The Rojas Report Take
Connecticut’s Certificate of Need program is a textbook case of regulatory capture, a relic that serves not the public, but the entrenched duopoly of Yale New Haven Health and Hartford HealthCare. With a CON score of 90 out of 100, the state operates one of the most restrictive regimes in the nation, effectively granting a government-sanctioned franchise to these two giants, who collectively command over 60% of the market.

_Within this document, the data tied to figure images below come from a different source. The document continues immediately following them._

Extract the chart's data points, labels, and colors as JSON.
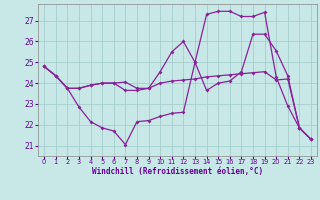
{
  "background_color": "#c8e8e8",
  "grid_color": "#a0c8c8",
  "line_color": "#882299",
  "xlabel": "Windchill (Refroidissement éolien,°C)",
  "xlabel_color": "#660099",
  "tick_color": "#660099",
  "ylim": [
    20.5,
    27.8
  ],
  "xlim": [
    -0.5,
    23.5
  ],
  "yticks": [
    21,
    22,
    23,
    24,
    25,
    26,
    27
  ],
  "xticks": [
    0,
    1,
    2,
    3,
    4,
    5,
    6,
    7,
    8,
    9,
    10,
    11,
    12,
    13,
    14,
    15,
    16,
    17,
    18,
    19,
    20,
    21,
    22,
    23
  ],
  "line1_x": [
    0,
    1,
    2,
    3,
    4,
    5,
    6,
    7,
    8,
    9,
    10,
    11,
    12,
    13,
    14,
    15,
    16,
    17,
    18,
    19,
    20,
    21,
    22,
    23
  ],
  "line1_y": [
    24.8,
    24.35,
    23.75,
    23.75,
    23.9,
    24.0,
    24.0,
    24.05,
    23.75,
    23.75,
    24.0,
    24.1,
    24.15,
    24.2,
    24.3,
    24.35,
    24.4,
    24.45,
    24.5,
    24.55,
    24.15,
    24.2,
    21.85,
    21.3
  ],
  "line2_x": [
    0,
    1,
    2,
    3,
    4,
    5,
    6,
    7,
    8,
    9,
    10,
    11,
    12,
    13,
    14,
    15,
    16,
    17,
    18,
    19,
    20,
    21,
    22,
    23
  ],
  "line2_y": [
    24.8,
    24.35,
    23.75,
    22.85,
    22.15,
    21.85,
    21.7,
    21.05,
    22.15,
    22.2,
    22.4,
    22.55,
    22.6,
    25.0,
    27.3,
    27.45,
    27.45,
    27.2,
    27.2,
    27.4,
    24.3,
    22.9,
    21.85,
    21.3
  ],
  "line3_x": [
    0,
    1,
    2,
    3,
    4,
    5,
    6,
    7,
    8,
    9,
    10,
    11,
    12,
    13,
    14,
    15,
    16,
    17,
    18,
    19,
    20,
    21,
    22,
    23
  ],
  "line3_y": [
    24.8,
    24.35,
    23.75,
    23.75,
    23.9,
    24.0,
    24.0,
    23.65,
    23.65,
    23.75,
    24.55,
    25.5,
    26.0,
    25.0,
    23.65,
    24.0,
    24.1,
    24.55,
    26.35,
    26.35,
    25.55,
    24.35,
    21.85,
    21.3
  ]
}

The data is damning. The state’s own records show review times stretching from 183 to over 434 days, a bureaucratic moat that deters all but the most capitalized incumbents. The 2014 denial of Norwalk Hospital’s angioplasty program is not an anomaly; it is the system working as intended—to protect established revenue streams. While legislators tinker with fee schedules, they ignore the elephant in the room: a law that inflates costs, limits access, and stifles the very competition that could discipline a consolidated market.
Connecticut’s CON law is not a tool for ensuring quality; it is a barrier to entry that perpetuates a healthcare cartel. It’s time to dismantle it.